When I was 17, walking through the wooded glen near my home, in the suburbs of New York, I had plenty of insecurities, hidden feelings that I thought nobody else had, and a myriad of thoughts that I felt it would be best not to share. I wish I could tell you what some of them were, and most of them had nothing to do with sex. I remember the feelings mostly. Was I interesting? Was I smart? Was I pretty? Was I weird (well, yes, but now I think that’s cool)? Did people like me? Was I too intellectual? Did people even understand what I was saying? And on and on.
I was in that weird, liminal space between adulthood and childhood. Of course, every teenager thinks they’ve got it all figured out already, even though they have very little life experience and know almost nothing. There is usually a bravado that exists in the mind of a teenager that allows them to burst forth like the colored leaves of autumn. Adolescents are often showy, and do things just because they can. They challenge adults, pushing back the old guard, bursting with energy, declaring that they are here now, and it is their turn to shine.
But… deep inside there is an acknowledgement that they haven’t got a clue. They are fraught with insecurities and unanswered questions, as was I. They are unsettled and in a place of discovery.
That’s when the epiphany hit me. I was walking along with my friends, stoned (on pot), amongst the colors of autumn, feeling the joie de vivre, when it occurred to me. Nobody was inside my head. Noone was inside my body. My thoughts were mine alone, unless I chose to share them. My feelings belonged to me. There was a clear distinction between everyone else and me. I didn’t have to worry anymore. I could be me without the judgment of others. For some, this might have been a feeling of disconnectedness, but for me, I was liberated. As a result, I have rarely been shy or intimidated by people, rarely afraid of life, because I know that I am safe inside myself.

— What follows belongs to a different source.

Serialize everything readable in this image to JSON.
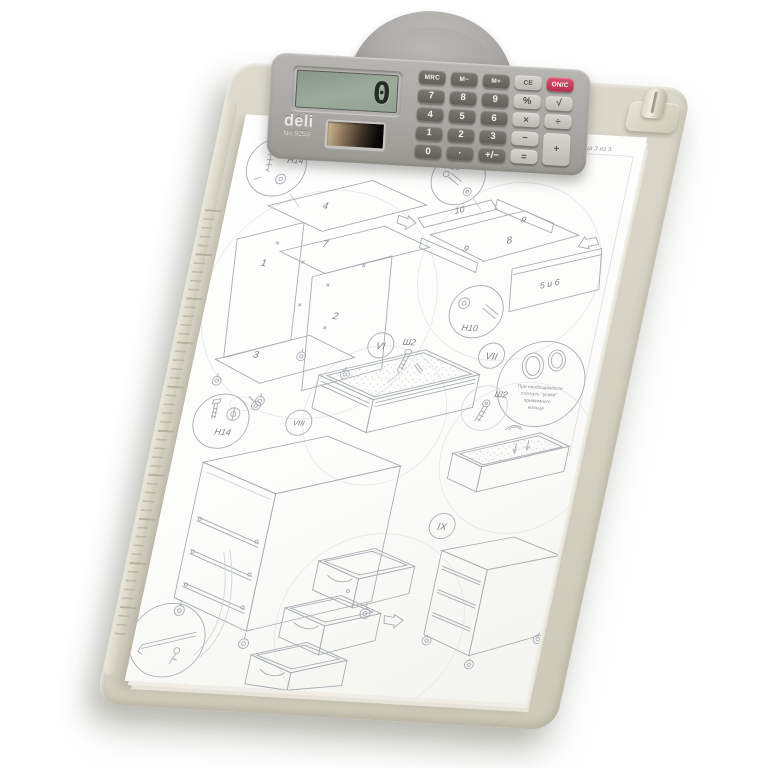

After my epiphany, I would spend many years settling into myself. I would have many flares of color, bursts of excitement, or aha moments. But once the moment recedes, once the deep understanding fades, the knowingness integrates into my being, into my vast bank of knowledge. I can access it when needed, but it will never be as profound or as deeply understood as it was in that moment of epiphany. (There is no re-creating the first kiss.) But it doesn’t need to be. These moments have become a part of me. I have become like those trees – rooted in my being, my limbs always reaching out for more ideas, more knowledge, my leaves exploding in a celebration of color sometimes, and my trunk, sturdy and balanced, sometimes leaning too much in one direction, but strong. It has been a good way to live my life – like the mighty oak tree.